Alex watched the Wheel spin, alight with blue fire that consumed first the card, then Hellie’s hand, then Hellie, her mother, the room, the house. The world swallowed by blue flame. All is well.
She was standing on the steps of Sterling, surrounded by fire, and the others were looking at her with pity in their eyes. Alex wiped her tears away, her gut twisting with shame. She’d felt no sorrow at her own death, only relief to see the world wiped clean. She knew her mother had wept over her, but how many more tears had she wasted on a living girl?
And Hellie? Well, that was the worst of it. If Alex hadn’t been with Len that day on the Venice boardwalk, maybe Hellie never would have gone
home with them. Maybe she wouldn’t have stayed as long. She would have made the trip back from hell and returned to the world of softball games and college transcripts and yoga on Saturday morning. She never would have died.
“I’m going to make this easy for you,” Anselm said gently. “Take your place here, Galaxy Stern. Live in splendor and comfort, never want for anything, and see all the damage you’ve done in the world erased. Everyone gets what they want. All will be well.”
What would it mean to become a ghost?
Darlington grabbed her arm. “It isn’t real. It’s just another kind of torture, living with something that isn’t real.”
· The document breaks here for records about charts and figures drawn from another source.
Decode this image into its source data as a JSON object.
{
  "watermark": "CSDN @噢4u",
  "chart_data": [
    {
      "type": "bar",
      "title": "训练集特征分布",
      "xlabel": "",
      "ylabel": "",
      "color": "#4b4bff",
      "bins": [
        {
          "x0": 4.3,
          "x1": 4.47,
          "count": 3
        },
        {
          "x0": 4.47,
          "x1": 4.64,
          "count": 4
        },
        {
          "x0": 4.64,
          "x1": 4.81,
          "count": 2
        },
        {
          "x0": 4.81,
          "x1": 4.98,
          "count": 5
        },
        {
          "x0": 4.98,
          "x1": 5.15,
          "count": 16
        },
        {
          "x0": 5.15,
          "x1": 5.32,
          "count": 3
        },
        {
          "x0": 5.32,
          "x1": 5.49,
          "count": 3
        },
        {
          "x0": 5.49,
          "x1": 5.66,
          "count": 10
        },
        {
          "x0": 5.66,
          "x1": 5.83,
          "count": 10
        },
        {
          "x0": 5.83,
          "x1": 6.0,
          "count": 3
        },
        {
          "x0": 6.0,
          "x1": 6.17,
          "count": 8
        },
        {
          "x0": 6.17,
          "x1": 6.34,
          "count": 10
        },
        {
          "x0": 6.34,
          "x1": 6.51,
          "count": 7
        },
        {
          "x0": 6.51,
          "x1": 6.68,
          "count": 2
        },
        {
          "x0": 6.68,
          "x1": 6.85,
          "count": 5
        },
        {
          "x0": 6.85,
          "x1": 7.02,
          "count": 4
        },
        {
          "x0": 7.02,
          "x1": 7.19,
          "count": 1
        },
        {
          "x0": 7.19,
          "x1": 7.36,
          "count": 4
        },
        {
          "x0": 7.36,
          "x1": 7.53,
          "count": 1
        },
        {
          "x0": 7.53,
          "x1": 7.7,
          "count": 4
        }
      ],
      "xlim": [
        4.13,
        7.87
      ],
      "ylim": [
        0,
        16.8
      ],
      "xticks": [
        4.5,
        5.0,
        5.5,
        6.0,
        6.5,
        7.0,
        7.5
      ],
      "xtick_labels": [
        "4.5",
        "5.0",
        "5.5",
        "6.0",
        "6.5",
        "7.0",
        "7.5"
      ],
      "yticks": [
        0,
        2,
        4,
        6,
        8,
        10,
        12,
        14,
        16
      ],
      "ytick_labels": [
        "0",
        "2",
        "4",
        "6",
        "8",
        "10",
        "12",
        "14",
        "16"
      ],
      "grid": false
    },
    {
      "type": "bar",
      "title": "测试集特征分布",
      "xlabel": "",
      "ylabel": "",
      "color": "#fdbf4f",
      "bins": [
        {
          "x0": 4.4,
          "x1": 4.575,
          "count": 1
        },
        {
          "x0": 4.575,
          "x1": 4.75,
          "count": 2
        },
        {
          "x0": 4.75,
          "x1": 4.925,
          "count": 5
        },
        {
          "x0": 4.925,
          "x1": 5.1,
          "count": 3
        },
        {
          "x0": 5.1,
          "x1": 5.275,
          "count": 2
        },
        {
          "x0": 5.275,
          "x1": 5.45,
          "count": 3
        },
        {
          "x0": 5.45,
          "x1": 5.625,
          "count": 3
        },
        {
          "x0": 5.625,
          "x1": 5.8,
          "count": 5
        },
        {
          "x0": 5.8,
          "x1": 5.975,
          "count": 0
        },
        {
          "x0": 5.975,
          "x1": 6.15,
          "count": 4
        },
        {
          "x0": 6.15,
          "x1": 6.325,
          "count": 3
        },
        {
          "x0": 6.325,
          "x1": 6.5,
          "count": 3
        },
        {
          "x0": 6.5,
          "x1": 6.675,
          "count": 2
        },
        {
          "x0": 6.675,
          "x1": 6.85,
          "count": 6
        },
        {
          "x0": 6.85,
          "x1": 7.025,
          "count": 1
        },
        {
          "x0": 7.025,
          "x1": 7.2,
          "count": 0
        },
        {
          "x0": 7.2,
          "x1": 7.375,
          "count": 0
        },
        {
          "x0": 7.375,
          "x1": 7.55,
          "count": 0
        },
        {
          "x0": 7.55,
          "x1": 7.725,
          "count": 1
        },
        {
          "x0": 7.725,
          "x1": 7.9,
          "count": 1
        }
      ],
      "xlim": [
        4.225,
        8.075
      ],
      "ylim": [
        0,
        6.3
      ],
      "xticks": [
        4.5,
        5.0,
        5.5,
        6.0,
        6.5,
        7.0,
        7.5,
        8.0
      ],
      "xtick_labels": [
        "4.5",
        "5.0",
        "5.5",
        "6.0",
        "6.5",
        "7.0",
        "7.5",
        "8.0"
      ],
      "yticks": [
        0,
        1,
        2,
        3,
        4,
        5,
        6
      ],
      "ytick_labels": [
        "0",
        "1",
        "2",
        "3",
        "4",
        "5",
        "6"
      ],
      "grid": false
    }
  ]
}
He wasn’t wrong. She’d known Len’s love wasn’t real. She’d known her mother’s protection wasn’t real. That knowledge ate at you every day. You lived on a tightrope, waiting for the moment the rope would vanish. It was its own kind of hell.
“I can make it easier still,” said Anselm. “Stay or your lovely friend dies.”
In the shimmer of the fountain that would have been the Women’s Table, Alex caught a flicker of movement.
She recognized the man approaching Mercy in the courtyard. Eitan Harel.
As if from a great distance, she heard him ask, “Where is that bitch?
You think this is a joke?” He’d
found her.
“He’s going to hurt her,” Anselm said. “You know that. But you can stop it. Wouldn’t you like to save her? Or will she be one more girl you failed?
One more life taken because you’re so determined to survive?” Another Hellie. Another Tripp.
Alex met Dawes’s eyes and said, “Find a way to shut the door behind me.
I know you can.”
Turner stepped in front of her. “I can’t let you do that. I’m not unleashing a tide of demons to feed on our misery. I’ll kill you before I let you doom our world for the sake of one girl.”
He wasn’t much of an actor, but he didn’t have to be.